"La fenêtre, bien sûr, c’est une limite, mais les yeux, eux, ils n’en ont pas, ils peuvent aller très loin."

« C’est la fenêtre de mon studio. Je suis au 8ème étage. Je vois des maisons, des arbres, la forêt et les fleurs. Parfois il y a des oiseaux qui tournent à côté. Les boules, je pense que ce sont les enfants qui montent, qui descendent, mais je ne suis pas sûr que ça serve à ça.

 

Le confinement, on fait avec, ce n’est pas facile… Rester enfermé, tu regardes le plafond tout le temps, je deviens plus pensif, je regarde la nature, le ciel et les oiseaux. Ça me change, je deviens doux.

Je suis parfois plus pensif, plus nerveux, alors je me mets souvent à cette fenêtre. Je vois les oiseaux qui viennent manger, je regarde au loin, j’écoute les mouettes se chamailler, danser, elles communiquent, je vois le mâle draguer la femelle. Je vivais au Congo-Brazzaville, je faisais de l’élevage de canards, de lapins, de porcs, je regardais les comportements de ces animaux, alors je connais les rapports entre mâles et femelles ! C’est la nature qui me rend doux quand je suis furieux. Quand on y songe, c’est formidable, c’est profond, tu regardes ces si belles choses, tu ne sais pas comment les expliquer.

 

Quand j’étais là-bas, les fenêtres étaient au bord de l’eau, le fleuve Djoué passait pas loin. De ma fenêtre, je voyais des bambous et des arbres et derrière ce fleuve. Il y avait une multitude d’oiseaux, des « sambalas », ce sont des sortes de chats avec une queue plus longue.

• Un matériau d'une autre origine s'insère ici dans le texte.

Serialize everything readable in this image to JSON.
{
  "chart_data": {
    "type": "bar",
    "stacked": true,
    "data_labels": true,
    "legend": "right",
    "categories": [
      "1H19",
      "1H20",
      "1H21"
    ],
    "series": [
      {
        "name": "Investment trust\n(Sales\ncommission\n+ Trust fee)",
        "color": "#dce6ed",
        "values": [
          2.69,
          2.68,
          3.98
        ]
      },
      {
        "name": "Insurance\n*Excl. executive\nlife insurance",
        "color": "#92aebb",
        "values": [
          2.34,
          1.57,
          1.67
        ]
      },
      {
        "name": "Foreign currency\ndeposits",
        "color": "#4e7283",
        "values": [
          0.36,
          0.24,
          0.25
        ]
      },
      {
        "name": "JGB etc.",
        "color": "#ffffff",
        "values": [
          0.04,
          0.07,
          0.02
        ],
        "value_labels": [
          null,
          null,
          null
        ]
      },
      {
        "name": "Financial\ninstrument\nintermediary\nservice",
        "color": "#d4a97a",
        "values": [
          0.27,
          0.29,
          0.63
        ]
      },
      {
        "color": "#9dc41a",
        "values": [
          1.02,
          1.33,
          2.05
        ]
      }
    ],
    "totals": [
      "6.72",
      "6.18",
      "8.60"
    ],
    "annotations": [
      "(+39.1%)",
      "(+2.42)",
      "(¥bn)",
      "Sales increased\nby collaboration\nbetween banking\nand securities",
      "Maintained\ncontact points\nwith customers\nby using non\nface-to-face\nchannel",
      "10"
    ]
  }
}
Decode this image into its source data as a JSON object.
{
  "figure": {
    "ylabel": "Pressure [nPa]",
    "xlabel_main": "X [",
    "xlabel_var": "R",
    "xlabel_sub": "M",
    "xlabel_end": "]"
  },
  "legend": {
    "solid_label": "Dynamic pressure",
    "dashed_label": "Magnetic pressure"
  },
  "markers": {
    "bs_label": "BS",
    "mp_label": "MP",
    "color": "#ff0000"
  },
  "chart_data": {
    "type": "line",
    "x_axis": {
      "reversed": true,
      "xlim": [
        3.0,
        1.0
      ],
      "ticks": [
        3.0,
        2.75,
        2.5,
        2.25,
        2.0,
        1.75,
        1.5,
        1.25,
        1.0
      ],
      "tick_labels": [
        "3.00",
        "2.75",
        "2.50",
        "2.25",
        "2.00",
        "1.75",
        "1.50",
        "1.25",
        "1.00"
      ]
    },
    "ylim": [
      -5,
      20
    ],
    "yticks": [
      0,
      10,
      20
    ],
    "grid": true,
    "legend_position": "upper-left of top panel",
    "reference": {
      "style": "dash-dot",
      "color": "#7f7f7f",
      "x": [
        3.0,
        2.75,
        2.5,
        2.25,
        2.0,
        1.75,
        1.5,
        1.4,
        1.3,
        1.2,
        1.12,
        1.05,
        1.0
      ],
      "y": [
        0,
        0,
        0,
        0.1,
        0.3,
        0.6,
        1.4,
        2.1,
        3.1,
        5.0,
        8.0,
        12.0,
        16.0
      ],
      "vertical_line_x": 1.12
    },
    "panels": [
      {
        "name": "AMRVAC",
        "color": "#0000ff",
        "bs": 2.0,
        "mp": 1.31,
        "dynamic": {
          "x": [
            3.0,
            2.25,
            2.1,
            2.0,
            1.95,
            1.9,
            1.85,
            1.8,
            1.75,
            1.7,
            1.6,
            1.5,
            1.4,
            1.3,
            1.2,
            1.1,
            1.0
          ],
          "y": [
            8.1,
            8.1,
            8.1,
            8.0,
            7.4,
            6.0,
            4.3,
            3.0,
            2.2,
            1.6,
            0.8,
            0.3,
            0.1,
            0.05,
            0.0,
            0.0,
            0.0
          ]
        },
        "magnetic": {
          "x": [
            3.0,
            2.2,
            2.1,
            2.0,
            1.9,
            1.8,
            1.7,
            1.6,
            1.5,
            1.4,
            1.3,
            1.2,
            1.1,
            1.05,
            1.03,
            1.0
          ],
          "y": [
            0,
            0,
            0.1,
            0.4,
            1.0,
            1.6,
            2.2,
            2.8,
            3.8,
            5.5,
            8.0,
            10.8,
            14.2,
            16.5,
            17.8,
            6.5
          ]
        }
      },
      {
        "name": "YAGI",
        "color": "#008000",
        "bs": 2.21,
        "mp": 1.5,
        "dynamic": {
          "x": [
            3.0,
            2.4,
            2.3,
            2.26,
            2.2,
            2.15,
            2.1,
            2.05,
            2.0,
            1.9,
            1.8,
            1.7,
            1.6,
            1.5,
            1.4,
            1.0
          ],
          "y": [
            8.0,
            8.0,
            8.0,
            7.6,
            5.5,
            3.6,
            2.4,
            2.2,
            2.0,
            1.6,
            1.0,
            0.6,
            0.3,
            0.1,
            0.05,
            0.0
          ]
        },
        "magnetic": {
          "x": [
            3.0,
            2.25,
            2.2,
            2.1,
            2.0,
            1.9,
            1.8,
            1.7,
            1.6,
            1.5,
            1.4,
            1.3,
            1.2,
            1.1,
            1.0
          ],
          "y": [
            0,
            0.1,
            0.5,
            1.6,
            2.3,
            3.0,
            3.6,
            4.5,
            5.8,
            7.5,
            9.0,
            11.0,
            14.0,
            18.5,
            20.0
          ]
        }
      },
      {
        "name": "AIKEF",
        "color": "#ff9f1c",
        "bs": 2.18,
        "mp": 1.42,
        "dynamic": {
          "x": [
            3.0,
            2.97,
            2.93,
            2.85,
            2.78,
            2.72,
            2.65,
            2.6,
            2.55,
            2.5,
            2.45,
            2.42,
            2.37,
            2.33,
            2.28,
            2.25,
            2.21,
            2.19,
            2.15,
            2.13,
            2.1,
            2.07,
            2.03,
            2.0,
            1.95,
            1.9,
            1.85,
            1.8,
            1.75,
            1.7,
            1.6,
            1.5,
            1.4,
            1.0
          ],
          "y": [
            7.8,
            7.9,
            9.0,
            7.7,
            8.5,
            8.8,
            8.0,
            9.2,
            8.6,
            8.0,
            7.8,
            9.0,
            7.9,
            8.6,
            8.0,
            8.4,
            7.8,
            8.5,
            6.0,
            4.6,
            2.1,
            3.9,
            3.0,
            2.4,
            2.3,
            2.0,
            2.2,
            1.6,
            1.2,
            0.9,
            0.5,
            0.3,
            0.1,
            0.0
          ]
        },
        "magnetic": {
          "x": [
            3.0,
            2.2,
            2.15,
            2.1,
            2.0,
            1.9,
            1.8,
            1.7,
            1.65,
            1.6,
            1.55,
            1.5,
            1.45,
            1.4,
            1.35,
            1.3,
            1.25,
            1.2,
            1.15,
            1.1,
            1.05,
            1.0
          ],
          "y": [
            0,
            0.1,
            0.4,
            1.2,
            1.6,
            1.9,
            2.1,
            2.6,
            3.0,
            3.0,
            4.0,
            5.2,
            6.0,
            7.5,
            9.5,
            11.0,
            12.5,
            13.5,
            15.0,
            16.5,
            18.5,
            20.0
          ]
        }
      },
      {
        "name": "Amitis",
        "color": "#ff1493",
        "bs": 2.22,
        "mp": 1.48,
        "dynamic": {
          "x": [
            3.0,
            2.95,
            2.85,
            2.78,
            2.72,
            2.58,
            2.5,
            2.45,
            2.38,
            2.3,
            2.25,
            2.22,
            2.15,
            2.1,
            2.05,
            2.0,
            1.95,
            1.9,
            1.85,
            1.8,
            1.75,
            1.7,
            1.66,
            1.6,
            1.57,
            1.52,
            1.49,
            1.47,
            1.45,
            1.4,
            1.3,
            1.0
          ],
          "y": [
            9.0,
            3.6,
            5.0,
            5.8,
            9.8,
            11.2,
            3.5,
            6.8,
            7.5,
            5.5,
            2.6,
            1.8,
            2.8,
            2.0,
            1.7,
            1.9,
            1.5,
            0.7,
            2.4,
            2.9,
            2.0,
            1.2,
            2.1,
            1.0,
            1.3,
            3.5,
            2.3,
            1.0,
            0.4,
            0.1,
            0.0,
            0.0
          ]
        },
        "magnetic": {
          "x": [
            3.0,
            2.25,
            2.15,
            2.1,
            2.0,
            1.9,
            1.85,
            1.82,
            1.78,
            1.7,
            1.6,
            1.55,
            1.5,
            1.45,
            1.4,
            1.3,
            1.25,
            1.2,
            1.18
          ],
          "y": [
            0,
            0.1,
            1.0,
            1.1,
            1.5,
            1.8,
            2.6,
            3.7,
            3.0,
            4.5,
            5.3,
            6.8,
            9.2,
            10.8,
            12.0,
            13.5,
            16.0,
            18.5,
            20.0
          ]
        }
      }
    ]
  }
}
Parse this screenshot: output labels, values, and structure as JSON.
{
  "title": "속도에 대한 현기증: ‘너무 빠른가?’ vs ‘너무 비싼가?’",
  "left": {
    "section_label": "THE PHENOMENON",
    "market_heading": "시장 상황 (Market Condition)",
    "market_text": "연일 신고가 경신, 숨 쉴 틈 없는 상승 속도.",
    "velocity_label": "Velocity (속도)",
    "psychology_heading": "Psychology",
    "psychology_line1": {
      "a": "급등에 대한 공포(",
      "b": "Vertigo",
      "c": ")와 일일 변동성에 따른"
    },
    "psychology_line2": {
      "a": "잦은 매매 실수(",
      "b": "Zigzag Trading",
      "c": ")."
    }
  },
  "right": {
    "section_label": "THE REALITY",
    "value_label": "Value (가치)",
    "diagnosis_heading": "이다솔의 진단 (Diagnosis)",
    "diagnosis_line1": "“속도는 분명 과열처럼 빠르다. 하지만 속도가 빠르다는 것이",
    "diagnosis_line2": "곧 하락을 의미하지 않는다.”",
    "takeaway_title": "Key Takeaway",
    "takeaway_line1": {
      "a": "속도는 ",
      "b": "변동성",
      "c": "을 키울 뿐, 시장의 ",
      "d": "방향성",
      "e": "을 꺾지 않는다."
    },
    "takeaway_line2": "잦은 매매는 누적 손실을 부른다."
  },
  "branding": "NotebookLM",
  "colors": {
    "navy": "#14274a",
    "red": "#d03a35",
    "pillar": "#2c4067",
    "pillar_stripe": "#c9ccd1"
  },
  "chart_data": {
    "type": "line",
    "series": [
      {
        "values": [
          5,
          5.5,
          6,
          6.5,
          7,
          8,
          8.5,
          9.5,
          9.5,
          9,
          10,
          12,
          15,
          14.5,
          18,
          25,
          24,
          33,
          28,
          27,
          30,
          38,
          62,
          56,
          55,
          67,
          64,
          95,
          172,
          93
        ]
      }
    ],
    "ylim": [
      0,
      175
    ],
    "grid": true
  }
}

Mais ici, j’aime bien ce paysage, ça me donne envie de sortir, mais je sais que ce n’est pas possible. Ici, il y a tellement d’arbres que je ne maîtrise pas, tout est si bien entretenu. Les arbres nous donnent ce qui est bon et recrachent ce qui est mauvais, ça aussi, c’est incroyable. Je regarde les oiseaux, ils ne connaissent pas le confinement eux… Si j’étais magicien, j’aimerais me transformer en oiseau, je pense à cette liberté, elle fait envie à tous. Je regarde le moindre de leurs mouvements. Parfois, ils rentrent dans la chambre, ce sont des canailles, ils viennent prendre le pain !

 

Les fenêtres où je vivais, elles ont un cadre de bois rouge, elles sont grandes en général, ça permet de mieux aérer les maisons, ça fait entrer l’air frais, on met des « moustiquos », ce sont des petits grillages très fins pour éviter que les moustiques ne rentrent et puis ensuite quand on dort, on met les moustiquaires sur nos lits. Souvent elles restent ouvertes parce qu’il fait chaud, juste quand il pleut, on ferme. On voit beaucoup d’animaux par la fenêtre.

La nature c’est la solution, elle nous parle, elle nous donne les solutions, et puis parfois quand je ne vois pas de solution, regarder par la fenêtre, ça me change.

Je vois l’autoroute, je ne vois que 2 ou 3 véhicules passer. Je préfère que le monde fonctionne normalement, aller à gauche, à droite. Là, tout est compliqué.

La fenêtre, bien sûr, c’est une limite, mais les yeux eux, ils n’en ont pas, ils peuvent aller très loin.»

 

 

Vahide, le Havre, rue Edouard Vaillant.